それでベラルーシって今、ヨーロッパ最後の独裁者って言われてるルカシェンコ大統領というのがいまして。20年以上、政権を持ち続けて。それで今、民衆が本当に怒って。この間、選挙をぐちゃぐちゃにしちゃったんでね。本当の結果じゃない、嘘の結果を発表してね。それで今、反政府の人たちがデモとかをやってるですが、そっち側にやっぱりこのアレクシエーヴィッチさんは付いちゃってるんで。

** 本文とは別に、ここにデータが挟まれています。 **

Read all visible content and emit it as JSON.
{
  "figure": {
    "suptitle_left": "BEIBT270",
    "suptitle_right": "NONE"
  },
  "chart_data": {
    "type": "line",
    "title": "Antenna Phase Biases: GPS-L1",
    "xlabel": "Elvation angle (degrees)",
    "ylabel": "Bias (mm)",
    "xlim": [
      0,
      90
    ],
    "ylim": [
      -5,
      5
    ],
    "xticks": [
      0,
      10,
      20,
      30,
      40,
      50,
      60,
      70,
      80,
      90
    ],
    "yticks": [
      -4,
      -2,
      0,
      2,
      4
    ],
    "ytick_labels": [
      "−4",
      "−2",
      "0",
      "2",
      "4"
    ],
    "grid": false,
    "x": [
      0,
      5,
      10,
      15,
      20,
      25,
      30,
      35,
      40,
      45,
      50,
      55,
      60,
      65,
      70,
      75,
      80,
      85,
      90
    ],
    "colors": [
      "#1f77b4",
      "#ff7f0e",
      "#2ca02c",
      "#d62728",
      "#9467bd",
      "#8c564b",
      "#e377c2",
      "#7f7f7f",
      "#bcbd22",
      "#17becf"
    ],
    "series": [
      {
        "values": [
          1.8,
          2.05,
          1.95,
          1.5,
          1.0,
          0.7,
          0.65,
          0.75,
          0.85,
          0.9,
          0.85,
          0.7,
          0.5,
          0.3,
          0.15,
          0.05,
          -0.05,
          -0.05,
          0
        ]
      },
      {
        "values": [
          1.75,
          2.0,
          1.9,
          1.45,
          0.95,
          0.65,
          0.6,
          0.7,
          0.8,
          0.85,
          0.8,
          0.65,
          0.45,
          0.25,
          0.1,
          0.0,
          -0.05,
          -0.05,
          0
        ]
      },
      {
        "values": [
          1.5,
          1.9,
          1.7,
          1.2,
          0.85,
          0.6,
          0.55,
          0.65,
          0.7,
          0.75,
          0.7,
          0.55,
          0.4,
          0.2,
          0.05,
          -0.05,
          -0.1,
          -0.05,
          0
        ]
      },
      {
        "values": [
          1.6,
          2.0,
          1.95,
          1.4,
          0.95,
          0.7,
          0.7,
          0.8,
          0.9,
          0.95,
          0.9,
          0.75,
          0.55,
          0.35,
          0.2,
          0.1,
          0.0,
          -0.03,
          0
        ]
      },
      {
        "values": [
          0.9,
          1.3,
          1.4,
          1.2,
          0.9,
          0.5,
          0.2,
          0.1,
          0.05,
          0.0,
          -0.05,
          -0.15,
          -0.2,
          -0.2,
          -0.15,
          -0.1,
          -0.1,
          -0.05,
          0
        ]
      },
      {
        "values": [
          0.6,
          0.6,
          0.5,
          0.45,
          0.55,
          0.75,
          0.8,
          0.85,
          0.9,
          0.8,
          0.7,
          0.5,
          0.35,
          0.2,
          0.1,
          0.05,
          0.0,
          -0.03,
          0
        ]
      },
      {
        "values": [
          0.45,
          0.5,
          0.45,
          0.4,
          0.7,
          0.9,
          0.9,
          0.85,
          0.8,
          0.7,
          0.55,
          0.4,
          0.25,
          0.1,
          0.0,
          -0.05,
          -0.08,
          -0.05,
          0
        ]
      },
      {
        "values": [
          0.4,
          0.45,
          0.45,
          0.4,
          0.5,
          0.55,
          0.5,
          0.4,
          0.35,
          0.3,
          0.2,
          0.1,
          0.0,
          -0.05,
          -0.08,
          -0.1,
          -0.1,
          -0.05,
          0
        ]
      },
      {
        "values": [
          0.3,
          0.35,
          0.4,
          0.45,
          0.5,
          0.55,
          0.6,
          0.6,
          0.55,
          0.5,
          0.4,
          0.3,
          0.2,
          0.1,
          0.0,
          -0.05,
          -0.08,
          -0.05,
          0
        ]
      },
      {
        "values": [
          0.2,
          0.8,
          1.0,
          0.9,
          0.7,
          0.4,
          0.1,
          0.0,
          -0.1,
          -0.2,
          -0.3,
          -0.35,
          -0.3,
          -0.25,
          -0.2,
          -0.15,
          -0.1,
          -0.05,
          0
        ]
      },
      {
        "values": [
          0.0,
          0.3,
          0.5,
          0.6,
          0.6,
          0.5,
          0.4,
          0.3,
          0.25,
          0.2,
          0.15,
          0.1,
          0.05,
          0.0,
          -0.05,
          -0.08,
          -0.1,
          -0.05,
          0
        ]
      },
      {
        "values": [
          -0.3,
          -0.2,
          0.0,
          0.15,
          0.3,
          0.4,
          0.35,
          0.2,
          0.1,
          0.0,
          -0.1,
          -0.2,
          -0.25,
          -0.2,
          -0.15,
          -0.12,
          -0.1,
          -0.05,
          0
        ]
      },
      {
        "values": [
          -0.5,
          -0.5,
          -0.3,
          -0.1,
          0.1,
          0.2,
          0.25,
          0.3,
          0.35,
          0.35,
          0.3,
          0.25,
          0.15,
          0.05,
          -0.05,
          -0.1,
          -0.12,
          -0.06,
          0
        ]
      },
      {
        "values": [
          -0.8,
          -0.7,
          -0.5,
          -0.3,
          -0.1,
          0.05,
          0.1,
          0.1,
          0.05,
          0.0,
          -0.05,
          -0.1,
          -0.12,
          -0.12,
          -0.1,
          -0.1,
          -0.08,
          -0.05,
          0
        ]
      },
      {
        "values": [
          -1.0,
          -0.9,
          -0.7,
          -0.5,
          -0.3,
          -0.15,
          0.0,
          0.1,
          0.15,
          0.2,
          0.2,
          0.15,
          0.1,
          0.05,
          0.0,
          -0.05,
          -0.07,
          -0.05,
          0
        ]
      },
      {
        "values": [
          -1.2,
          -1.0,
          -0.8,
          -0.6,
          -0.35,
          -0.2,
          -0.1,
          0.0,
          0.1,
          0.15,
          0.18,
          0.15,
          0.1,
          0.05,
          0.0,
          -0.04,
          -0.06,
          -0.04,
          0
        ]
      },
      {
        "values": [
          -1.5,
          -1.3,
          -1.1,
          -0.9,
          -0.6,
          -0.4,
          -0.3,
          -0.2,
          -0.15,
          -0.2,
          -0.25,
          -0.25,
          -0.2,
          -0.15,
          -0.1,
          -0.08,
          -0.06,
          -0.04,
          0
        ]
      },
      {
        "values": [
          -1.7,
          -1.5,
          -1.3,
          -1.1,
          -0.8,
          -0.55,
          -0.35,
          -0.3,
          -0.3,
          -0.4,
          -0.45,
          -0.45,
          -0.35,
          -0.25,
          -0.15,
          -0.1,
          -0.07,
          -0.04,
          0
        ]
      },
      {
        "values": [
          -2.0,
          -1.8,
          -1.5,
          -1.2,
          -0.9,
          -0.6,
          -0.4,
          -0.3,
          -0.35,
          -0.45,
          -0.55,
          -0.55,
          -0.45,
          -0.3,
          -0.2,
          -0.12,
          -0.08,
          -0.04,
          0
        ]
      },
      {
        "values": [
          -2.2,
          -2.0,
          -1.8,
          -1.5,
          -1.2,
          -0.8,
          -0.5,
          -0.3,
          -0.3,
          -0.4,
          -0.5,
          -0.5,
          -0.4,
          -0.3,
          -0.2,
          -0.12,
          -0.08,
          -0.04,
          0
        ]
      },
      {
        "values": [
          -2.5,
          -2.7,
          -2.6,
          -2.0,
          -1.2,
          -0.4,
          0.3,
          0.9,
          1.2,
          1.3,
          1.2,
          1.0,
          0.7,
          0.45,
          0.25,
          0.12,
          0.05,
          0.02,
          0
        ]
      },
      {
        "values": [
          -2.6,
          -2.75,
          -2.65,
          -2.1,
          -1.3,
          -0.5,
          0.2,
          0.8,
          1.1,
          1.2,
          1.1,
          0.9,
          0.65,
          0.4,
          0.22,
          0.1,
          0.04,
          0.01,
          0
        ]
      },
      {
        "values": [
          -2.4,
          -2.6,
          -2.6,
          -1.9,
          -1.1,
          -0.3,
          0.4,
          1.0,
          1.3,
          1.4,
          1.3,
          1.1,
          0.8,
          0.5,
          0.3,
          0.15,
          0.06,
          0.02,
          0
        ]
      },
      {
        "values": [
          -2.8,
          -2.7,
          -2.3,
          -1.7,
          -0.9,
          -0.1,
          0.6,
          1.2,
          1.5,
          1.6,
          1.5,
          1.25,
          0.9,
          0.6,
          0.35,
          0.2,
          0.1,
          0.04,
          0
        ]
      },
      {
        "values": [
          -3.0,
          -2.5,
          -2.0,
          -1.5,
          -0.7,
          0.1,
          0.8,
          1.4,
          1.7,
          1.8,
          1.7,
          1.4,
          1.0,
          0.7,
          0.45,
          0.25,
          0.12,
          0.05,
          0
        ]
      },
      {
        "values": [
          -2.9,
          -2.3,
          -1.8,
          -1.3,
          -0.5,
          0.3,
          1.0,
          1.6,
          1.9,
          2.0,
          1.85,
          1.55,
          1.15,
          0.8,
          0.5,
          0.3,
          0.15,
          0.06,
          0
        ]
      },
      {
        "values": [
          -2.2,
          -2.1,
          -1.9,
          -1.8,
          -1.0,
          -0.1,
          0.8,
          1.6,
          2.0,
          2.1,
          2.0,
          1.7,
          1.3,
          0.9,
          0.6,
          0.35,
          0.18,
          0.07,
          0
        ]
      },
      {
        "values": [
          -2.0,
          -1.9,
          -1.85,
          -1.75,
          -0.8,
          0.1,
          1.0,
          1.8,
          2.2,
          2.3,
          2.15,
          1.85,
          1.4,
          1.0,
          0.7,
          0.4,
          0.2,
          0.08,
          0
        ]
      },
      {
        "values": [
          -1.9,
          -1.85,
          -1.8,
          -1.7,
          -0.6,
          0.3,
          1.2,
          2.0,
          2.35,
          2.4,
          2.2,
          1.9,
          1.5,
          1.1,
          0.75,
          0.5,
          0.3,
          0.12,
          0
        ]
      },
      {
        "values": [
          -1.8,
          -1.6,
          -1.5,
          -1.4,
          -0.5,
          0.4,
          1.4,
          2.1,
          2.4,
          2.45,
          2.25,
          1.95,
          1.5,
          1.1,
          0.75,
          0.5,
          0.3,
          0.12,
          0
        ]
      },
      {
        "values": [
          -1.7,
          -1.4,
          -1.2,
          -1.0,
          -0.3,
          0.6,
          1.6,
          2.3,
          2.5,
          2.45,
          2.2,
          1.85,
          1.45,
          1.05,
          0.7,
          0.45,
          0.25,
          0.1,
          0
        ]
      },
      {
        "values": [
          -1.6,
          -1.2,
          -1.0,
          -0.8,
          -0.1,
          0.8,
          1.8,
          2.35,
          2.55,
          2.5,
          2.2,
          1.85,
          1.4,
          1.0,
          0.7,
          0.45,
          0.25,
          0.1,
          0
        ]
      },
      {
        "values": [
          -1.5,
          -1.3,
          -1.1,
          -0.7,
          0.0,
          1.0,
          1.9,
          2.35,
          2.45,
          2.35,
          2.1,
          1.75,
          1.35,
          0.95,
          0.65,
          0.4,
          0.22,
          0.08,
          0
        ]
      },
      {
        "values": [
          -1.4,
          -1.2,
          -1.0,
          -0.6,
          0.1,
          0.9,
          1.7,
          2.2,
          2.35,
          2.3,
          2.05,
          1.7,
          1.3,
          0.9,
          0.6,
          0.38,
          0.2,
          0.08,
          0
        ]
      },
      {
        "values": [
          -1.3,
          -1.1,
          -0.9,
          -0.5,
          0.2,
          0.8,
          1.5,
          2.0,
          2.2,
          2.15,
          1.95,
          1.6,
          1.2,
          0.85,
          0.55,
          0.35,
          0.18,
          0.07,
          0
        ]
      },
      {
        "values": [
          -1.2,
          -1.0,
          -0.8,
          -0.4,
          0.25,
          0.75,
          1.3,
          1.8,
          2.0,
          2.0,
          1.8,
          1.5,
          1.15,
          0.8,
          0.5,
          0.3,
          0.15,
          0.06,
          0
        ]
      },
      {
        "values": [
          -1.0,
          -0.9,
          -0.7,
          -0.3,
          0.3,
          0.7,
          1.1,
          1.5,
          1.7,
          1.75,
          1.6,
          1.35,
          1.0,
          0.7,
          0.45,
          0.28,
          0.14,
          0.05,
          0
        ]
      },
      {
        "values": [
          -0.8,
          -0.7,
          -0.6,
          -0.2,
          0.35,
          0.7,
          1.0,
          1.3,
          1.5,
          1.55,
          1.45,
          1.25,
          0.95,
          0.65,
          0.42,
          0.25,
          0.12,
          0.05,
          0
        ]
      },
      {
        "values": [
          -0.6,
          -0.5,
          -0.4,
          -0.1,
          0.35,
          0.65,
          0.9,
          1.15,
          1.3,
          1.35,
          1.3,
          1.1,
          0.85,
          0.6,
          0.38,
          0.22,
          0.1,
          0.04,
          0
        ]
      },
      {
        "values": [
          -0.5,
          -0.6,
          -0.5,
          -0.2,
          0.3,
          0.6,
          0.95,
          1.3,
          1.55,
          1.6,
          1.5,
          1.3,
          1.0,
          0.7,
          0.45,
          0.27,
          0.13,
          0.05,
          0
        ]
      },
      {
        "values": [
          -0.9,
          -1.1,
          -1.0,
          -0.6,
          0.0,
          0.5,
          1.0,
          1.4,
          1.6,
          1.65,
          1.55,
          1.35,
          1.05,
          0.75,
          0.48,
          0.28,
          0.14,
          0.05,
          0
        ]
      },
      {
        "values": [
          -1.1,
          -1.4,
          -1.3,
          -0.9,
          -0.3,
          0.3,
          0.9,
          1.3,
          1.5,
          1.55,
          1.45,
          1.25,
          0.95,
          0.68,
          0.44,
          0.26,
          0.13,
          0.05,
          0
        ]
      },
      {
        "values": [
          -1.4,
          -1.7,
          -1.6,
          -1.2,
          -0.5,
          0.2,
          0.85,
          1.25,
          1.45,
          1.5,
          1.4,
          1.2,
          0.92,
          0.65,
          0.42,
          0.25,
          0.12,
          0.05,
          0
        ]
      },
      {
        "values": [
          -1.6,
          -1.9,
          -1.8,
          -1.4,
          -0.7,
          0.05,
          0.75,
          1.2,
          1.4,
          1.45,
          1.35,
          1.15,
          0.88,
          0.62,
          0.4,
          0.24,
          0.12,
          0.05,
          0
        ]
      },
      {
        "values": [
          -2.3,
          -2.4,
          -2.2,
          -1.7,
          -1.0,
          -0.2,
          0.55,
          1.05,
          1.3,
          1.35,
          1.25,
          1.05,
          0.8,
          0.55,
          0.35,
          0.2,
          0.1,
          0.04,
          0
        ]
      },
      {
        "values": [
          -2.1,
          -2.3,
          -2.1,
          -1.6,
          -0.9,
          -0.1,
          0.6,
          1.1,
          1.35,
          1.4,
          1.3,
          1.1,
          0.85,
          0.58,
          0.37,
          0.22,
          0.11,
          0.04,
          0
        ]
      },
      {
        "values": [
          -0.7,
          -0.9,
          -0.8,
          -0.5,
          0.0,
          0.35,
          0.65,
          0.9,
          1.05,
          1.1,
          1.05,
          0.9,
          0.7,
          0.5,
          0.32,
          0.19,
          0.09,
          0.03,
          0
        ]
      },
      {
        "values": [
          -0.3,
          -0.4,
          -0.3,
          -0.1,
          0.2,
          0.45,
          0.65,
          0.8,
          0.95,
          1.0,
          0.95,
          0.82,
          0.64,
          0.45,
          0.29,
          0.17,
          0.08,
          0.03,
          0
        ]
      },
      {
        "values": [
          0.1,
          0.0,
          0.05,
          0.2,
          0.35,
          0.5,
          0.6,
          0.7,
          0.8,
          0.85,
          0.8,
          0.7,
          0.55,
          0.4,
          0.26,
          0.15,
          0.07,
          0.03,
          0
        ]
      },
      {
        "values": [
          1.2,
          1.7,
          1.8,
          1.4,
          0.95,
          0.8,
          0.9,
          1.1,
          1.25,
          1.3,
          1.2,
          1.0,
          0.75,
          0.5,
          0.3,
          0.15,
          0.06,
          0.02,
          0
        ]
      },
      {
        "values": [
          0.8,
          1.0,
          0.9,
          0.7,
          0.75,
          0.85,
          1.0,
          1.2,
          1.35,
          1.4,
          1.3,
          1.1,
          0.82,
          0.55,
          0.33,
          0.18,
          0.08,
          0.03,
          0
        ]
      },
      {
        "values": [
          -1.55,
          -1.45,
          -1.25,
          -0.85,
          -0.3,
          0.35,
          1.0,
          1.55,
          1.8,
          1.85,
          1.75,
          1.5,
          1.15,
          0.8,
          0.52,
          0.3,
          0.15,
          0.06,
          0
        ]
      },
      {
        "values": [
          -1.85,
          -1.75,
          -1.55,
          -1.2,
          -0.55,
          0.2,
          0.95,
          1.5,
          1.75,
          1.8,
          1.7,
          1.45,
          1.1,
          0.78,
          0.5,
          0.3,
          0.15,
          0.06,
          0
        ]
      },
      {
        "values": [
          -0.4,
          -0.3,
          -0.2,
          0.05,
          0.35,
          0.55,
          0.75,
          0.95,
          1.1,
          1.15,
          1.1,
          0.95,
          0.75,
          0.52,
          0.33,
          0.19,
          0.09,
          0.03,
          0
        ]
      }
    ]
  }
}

それでこの間、警察に呼び出されてましたけどね。

(赤江珠緒)ええっ?

(町山智浩)それで黙秘して、一応今は釈放されてるらしいんですけど、非常に危険な状態にあるそうです。

(赤江珠緒)なんかあっちもこっちもそういう方が……。

(町山智浩)そうなんですよ。で、アレクシエーヴィッチさんは要するにこのルカシェンコ大統領と戦っていて。ルカシェンコ大統領のバックには、そのプーチンのロシア政府がついてるんですよね。独立国なのにね。で、非常に戦い続けてる人なんで今、ちょっ注目したいところなんですけど。応援したいところなんですが。アレクシエーヴィッチさんを。